Friday, May 03, 2002

The Real Meaning of Genocide

Last night, I was watching the tube and just about ready to hit the hay when I began my last sweep through the channels before retiring to bed. You know just in case something really unusual was on that would never be on again like the episode where Scratchy finally gets Itchy (Wow! They'll never let us show that again. Not in a million years).

I happen across a documentary about genocide on PBS and it is just starting. Drat the luck! This is something I want to see. I realize that this puts me among the .0067% of the population (which probably includes all of you as well) who actually would be disappointed that we can't stay up and watch a show about mass killing.

I elected to indulge myself and watch the first half hour of the show. Now I fancy myself a decent student of history and in particular the 20th century and felt I had a good grasp of the genocidal acts in recent history including the Holocaust, the Ukrainian famine of the 30's, the Armenians in the 20's, Cambodia, and so. But I was struck by the first two subjects of last night's show and how little I really knew about them.

The first was China. In 1959-1960 as part of Mao's "Great Leap Forward" around two million Chinese peasants were more or less intentionally starved to death in an effort to revolutionize and modernize Chinese agriculture. Two million.

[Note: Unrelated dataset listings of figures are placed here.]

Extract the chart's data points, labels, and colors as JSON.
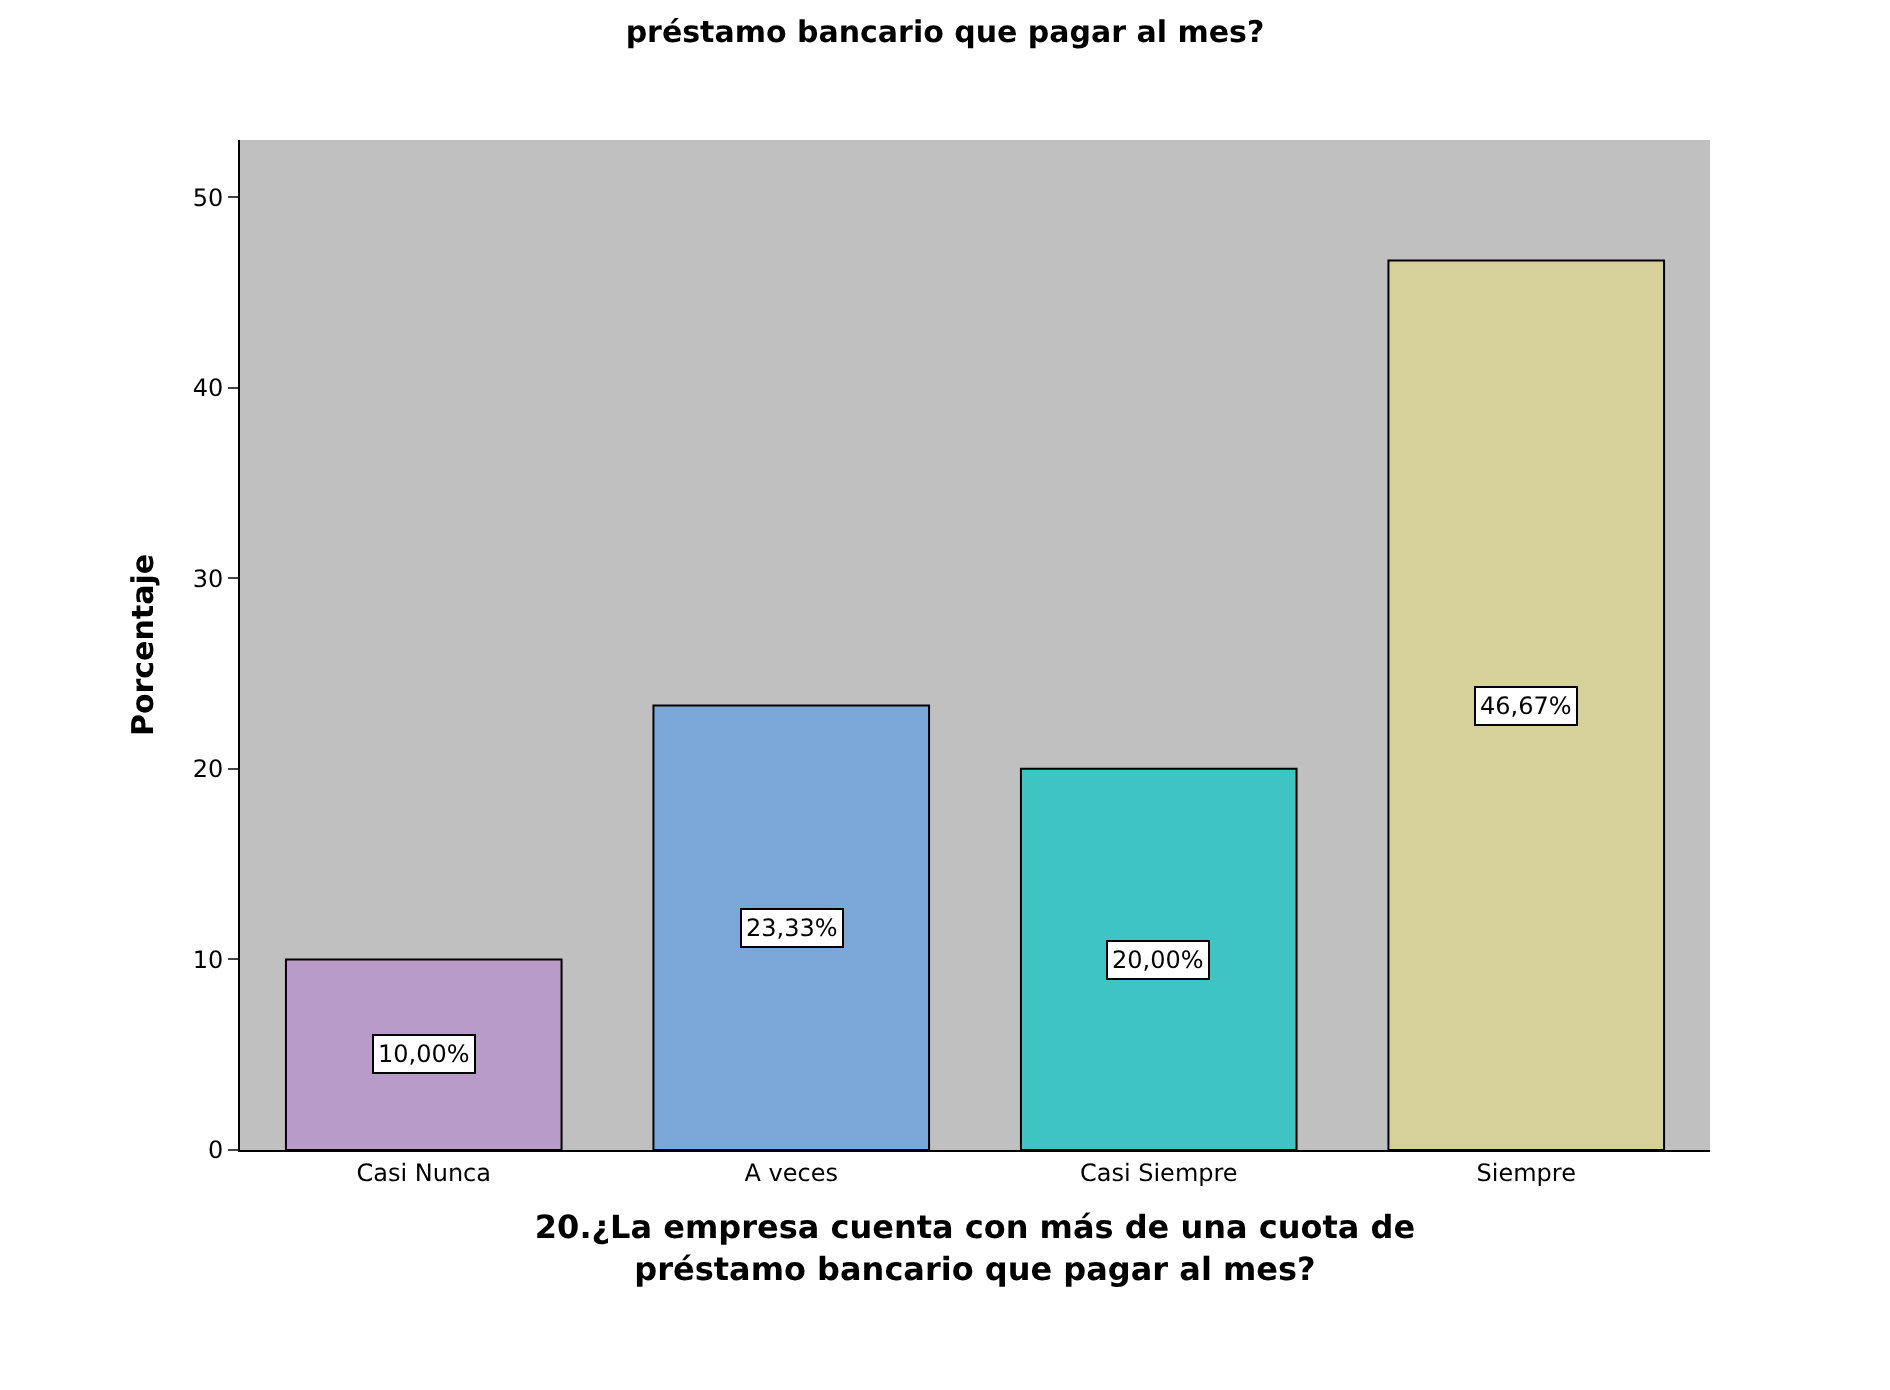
{
  "chart_data": {
    "type": "bar",
    "title": "préstamo bancario que pagar al mes?",
    "xlabel": "20.¿La empresa cuenta con más de una cuota de préstamo bancario que pagar al mes?",
    "ylabel": "Porcentaje",
    "categories": [
      "Casi Nunca",
      "A veces",
      "Casi Siempre",
      "Siempre"
    ],
    "values": [
      10.0,
      23.33,
      20.0,
      46.67
    ],
    "colors": [
      "#b89bc9",
      "#7aa7d8",
      "#3fc4c4",
      "#d6d19a"
    ],
    "value_labels": [
      "10,00%",
      "23,33%",
      "20,00%",
      "46,67%"
    ],
    "ylim": [
      0,
      53
    ],
    "yticks": [
      0,
      10,
      20,
      30,
      40,
      50
    ],
    "grid": false,
    "legend": false
  }
}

The next segment was on Cambodia which I was much more familiar with. However, if you stop and really consider the numbers what occurred there from 75'-79' under the Khmer Rouge is mind boggling.. Estimates are that one to three million people were exterminated in the "killing fields". That in and of itself is horrifying but you also must account for the fact that Cambodia's population in 1975 was around ten million. So somewhere between ten and thirty percent of the population was eliminated in under five years.

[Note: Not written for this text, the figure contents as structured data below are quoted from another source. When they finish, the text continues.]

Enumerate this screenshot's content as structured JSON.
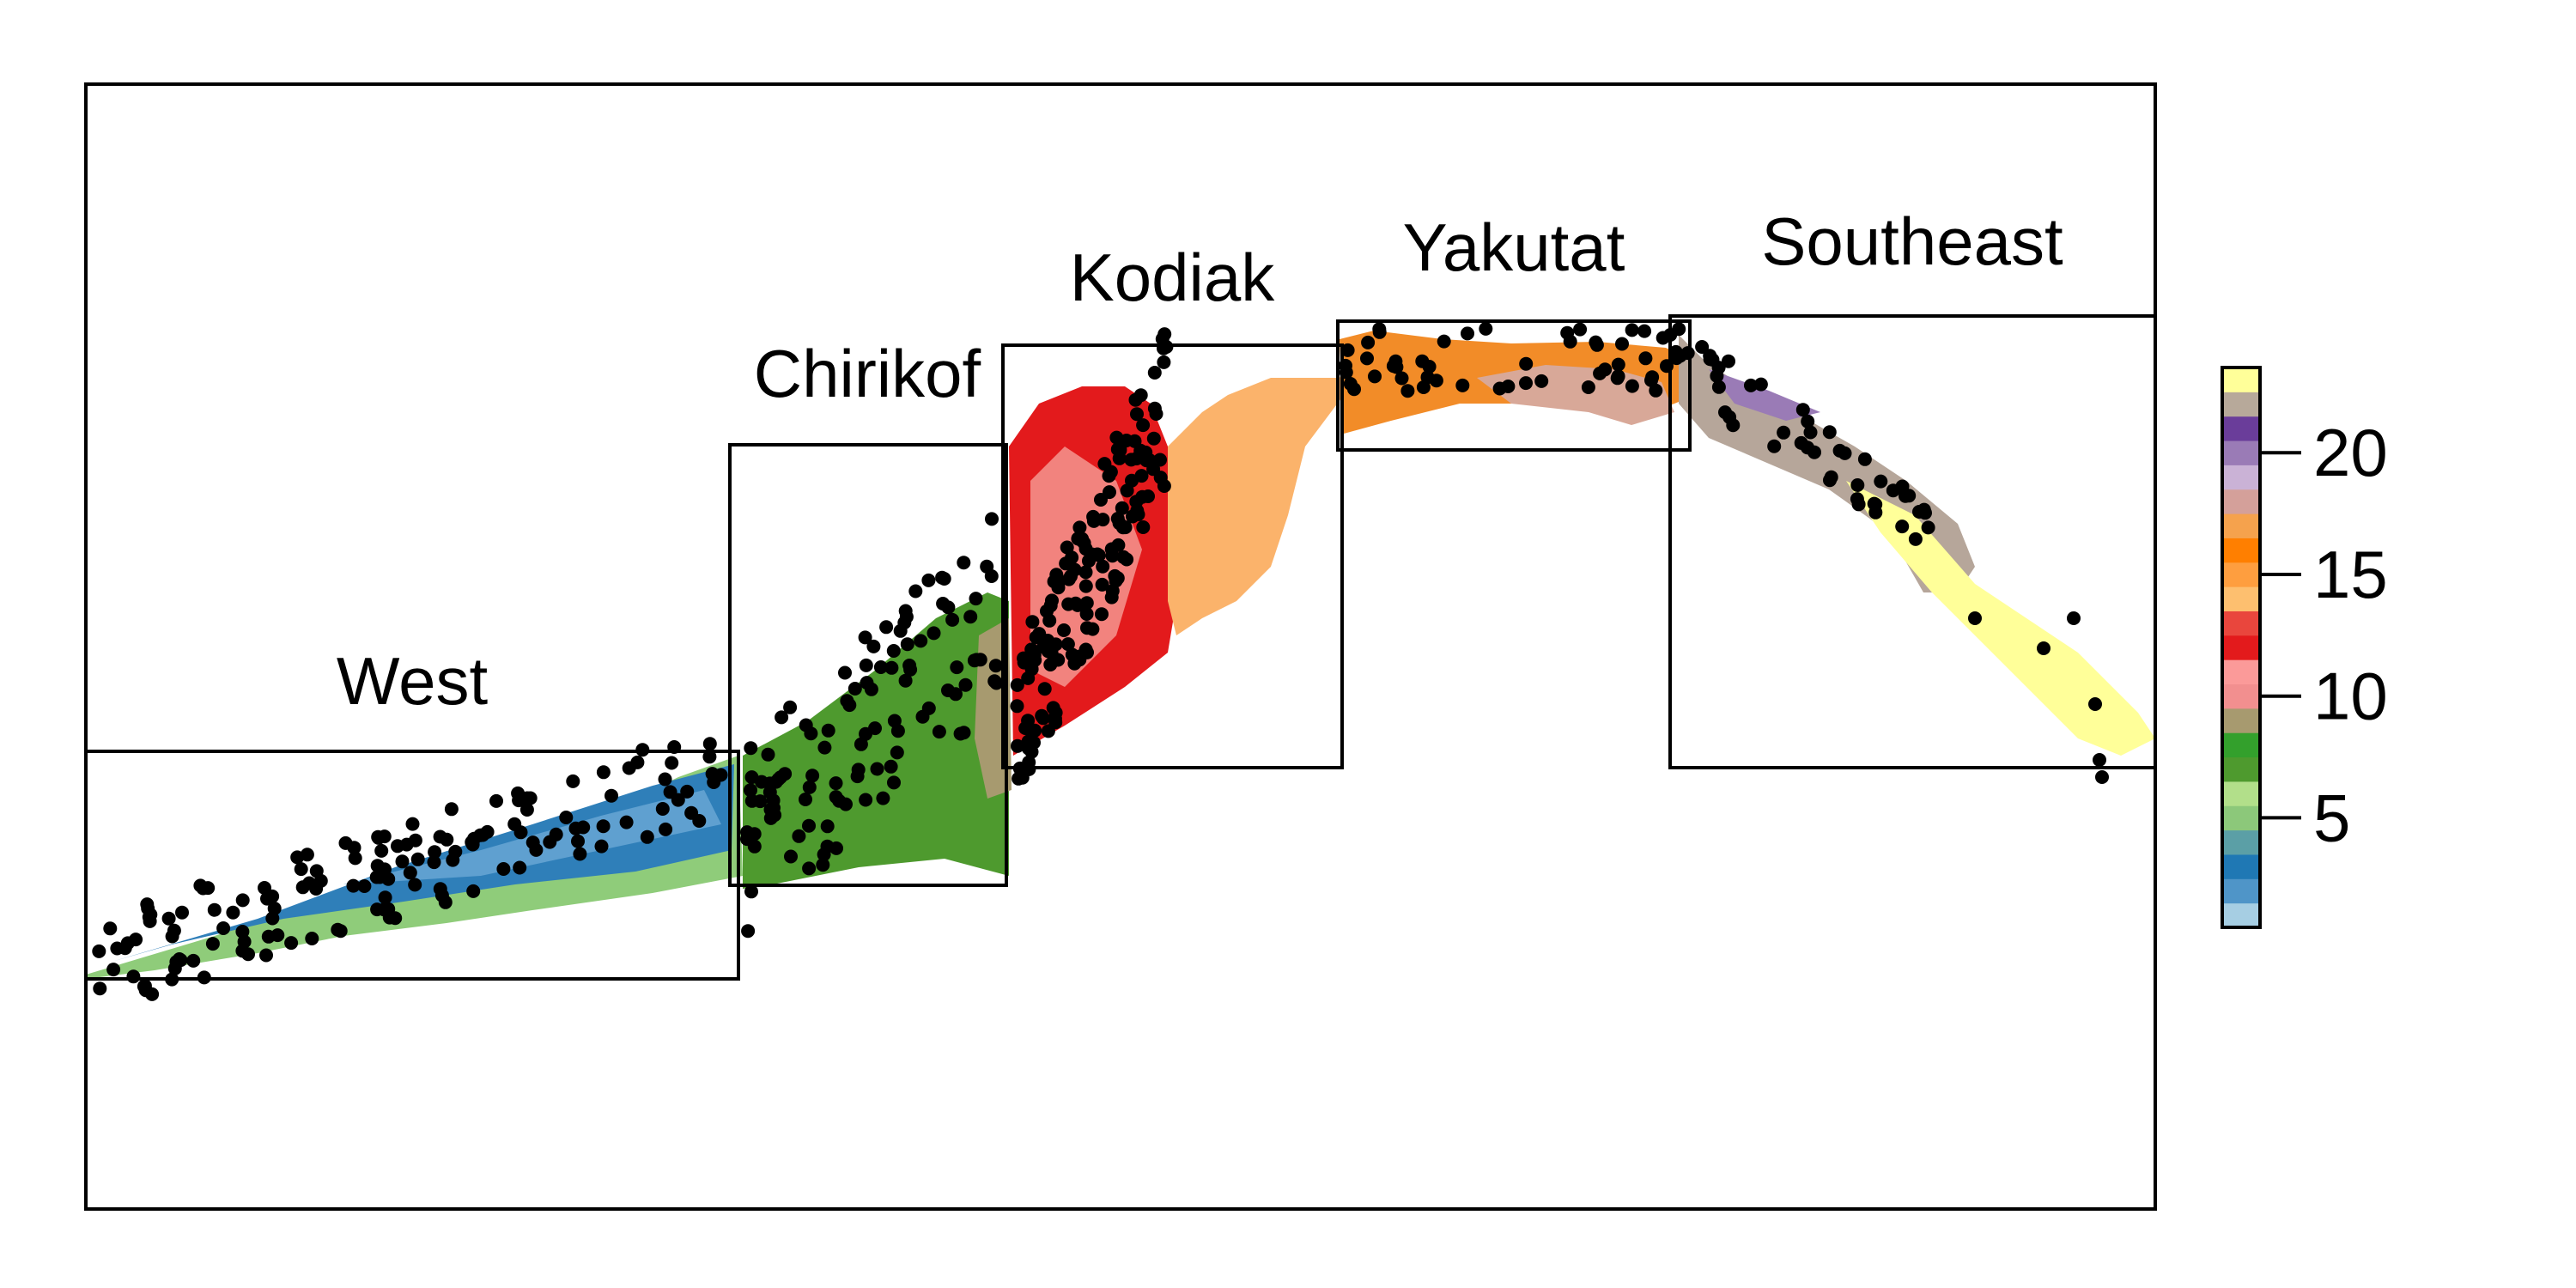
{
  "chart_data": {
    "type": "heatmap",
    "title": "",
    "xlabel": "",
    "ylabel": "",
    "regions": [
      {
        "name": "West"
      },
      {
        "name": "Chirikof"
      },
      {
        "name": "Kodiak"
      },
      {
        "name": "Yakutat"
      },
      {
        "name": "Southeast"
      }
    ],
    "colorbar": {
      "min": 1,
      "max": 23,
      "ticks": [
        5,
        10,
        15,
        20
      ],
      "colors": [
        "#a6cee3",
        "#4f95c8",
        "#1f78b4",
        "#5b9fa6",
        "#8cc87a",
        "#b2df8a",
        "#4e9a2e",
        "#33a02c",
        "#a79a6f",
        "#f28f8f",
        "#fb9a99",
        "#e31a1c",
        "#e9463d",
        "#fdbf6f",
        "#fe9e3f",
        "#ff7f00",
        "#f5a24d",
        "#d4a09a",
        "#cab2d6",
        "#9a7bb6",
        "#6a3d9a",
        "#b7a99a",
        "#ffff99"
      ]
    },
    "points_description": "black survey station points overlaid on regions"
  }
}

Numbers like these are almost impossible to comprehend and to it is difficult to think of the immense human suffering that resulted from these acts of genocide. But how many Americans today even have the faintest idea of what transpired in these countries in the not so distant past? I'm sure that most college students would be able to tell you all about the four students shot at Kent State protesting the Vietnam War and the massacre of hundreds(possibly as high as five hundred) of Vietnamese civilians at My Lai. And indeed they both were tragic and regrettable incidents. But what do they know of the support from North Vietnam and China that fueled the Khmer Rouge insurgency or of the fact that when the US decided to wash it's hands of Southeast Asia and refused to send supplies to the Lan Nol government it directly led to the murderous Khmer Rouge seizing control? Do they know that the Khmer Rouge were French educated Communists intent of imposing their view of a Communist utopia at any cost? That as horrible as the Holocaust was it is easily eclipsed by the numbers murdered in Communist genocides throughout the century?

To turn the Gospel on it's head a bit, it seems at time that Americans(and the West in whole) can notice the little piece of dust in our own eyes but yet ignore the big piece of wood in the eyes of others.

Today, you can see an example of this in the clamor for an investigation into the "massacre" at Jenin. The total numbers of dead vary between fifty one and fifty three in the reports I've seen. According to the Israelis forty four of the fifty one were armed fighters and the other seven were civilians whose deaths they regret. The Palestinian's acknowledge that some of the dead were fighting but claim more were civilians. The Israeli Army reported twenty three soldiers killed in the fighting. Think about it.

A fierce battle that lasted for days involving tanks, helicopter gunships, RPGs, automatic weapons, and God knows what else in a densely packed urban environment and we need to investigate to determine why a few dozen civilians may have been killed? How about a study to look at how the IDF was able to carry out such an operation with such a minimal loss of civilian life?

I daresay that in the annals of modern military history I cannot think of one instance of an army entering a city to engage enemy forces in intense firefights and having so few "collateral" causalities. The fact that twenty three Israelis soldiers were killed is a testament to the care that the IDF took to avoid civilian causalities. Kicking doors in one at a time and rousting out those inside is a much more dangerous task then simply leveling buildings with tanks and mowing down those inside as they flee. Or surrounding a city and leveling it with artillery and aerial bombing as the Russians did to Grozny not that many years ago.

Why is it that the intentional deaths of millions driven by a inhumane ideology are so easily forgotten and never called to accountability (how many Americans who have supported Communism have ever admitted their culpability in the horrors the movement spawned worldwide?) while any incident by the US or it's allies(now pretty much limited to Britain and Israel) that results in any loss of live is magnified and never allowed to rest no matter how unintentional it was or how many times we admit our fault and apologize it?